Hundreds of redwood logs from trees being cut to make way for a new freeway interchange at Airport Boulevard will be used to restore fish habitat in Dry Creek and Mark West Creek.

Logs also are being given to Sturgeon's Mill, a restored Sebastopol mill that uses steam power to cut logs.

About 600 trees are being removed by Ghilotti Construction, which has the $34.5 million contract to build a new interchange, with longer ramps and an improved overpass, at Airport Boulevard as part of the freeway widening project.

Suzanne Smith, executive director of the Sonoma County Transportation Authority, said removal of the trees, which were planted when the freeway was originally constructed, clears the way for construction and also removes safety hazards.

"They were mostly planted in the corridor and not necessarily the native environment, not to say that they have not become part of our visual expectations," Smith said. "How they get reused is a relevant part of the conversation."

The Sonoma County Water Agency is buying 200 logs from Ghilotti, at a cost of $98,000, to put into Dry Creek to provide shade and pockets of slow-moving water for coho salmon, which are endangered, and chinook salmon and steelhead, which are threatened.
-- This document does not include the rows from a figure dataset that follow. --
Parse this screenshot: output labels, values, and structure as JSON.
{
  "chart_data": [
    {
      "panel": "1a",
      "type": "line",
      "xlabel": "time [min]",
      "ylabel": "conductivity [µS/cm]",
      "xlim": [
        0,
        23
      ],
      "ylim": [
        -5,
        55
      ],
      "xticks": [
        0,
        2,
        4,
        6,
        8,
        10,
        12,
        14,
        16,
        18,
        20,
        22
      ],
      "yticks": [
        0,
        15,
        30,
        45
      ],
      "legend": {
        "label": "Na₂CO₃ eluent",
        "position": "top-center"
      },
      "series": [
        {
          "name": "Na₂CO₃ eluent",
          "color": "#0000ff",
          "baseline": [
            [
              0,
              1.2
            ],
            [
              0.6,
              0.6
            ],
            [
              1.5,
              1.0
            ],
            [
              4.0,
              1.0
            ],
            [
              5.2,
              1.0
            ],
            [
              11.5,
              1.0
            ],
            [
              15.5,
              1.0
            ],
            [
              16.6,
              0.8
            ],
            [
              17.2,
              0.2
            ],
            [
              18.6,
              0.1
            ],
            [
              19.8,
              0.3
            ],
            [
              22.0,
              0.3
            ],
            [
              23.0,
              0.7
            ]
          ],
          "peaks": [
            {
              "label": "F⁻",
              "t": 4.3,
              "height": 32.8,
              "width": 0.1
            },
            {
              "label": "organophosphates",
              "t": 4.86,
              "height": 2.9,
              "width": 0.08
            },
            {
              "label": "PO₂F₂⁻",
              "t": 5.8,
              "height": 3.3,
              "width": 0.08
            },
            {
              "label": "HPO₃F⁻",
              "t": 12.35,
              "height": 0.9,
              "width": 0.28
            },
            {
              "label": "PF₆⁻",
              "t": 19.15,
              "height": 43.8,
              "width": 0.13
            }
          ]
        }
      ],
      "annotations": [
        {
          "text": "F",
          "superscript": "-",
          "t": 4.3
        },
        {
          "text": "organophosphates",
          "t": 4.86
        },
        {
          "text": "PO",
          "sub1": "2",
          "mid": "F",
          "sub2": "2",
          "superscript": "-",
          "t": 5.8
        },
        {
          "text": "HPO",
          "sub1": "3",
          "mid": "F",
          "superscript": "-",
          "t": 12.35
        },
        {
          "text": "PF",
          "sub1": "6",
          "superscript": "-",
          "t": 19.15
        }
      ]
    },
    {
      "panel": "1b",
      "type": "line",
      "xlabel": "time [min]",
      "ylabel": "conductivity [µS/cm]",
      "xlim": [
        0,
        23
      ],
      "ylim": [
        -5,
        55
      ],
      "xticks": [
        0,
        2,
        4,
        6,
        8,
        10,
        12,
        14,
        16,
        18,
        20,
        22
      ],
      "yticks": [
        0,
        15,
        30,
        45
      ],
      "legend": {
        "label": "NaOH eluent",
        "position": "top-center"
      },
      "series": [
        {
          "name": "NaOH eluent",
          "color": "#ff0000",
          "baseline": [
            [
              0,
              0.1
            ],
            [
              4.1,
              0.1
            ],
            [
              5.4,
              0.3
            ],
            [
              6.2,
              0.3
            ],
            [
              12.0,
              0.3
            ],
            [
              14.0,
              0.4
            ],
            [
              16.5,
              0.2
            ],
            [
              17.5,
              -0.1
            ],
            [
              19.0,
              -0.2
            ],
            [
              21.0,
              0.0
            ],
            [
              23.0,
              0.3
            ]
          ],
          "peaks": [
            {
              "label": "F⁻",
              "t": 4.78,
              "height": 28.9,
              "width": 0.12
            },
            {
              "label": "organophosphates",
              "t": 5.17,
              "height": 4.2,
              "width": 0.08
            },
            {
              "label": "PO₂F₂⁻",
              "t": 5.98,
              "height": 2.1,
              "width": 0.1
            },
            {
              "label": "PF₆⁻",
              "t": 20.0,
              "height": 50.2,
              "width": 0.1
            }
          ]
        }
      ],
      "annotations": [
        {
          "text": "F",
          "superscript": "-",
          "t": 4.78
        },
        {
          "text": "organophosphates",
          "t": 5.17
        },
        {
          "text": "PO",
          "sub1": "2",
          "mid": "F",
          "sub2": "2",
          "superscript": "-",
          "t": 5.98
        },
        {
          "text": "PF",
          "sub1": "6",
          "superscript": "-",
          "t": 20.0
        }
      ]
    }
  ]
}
The trees will be put into a mile of the creek near Lambert Bridge this summer, part of $5 million in habitat improvement work that the Water Agency is undertaking.

Water Agency spokesman Brad Sherwood said that a total of 1,500 redwood logs will be used by the time the creek work is done along a six-mile stretch.

A number of the logs will be used in restoration work on Mark West Creek, which runs next to the interchange, said Dale Mahoney, Ghilotti manager.

Mahoney said about 400 are also being donated to the Sturgeon Mill, a restored 1914 mill that as part of its program has public demonstrations of how the logs were milled into lumber.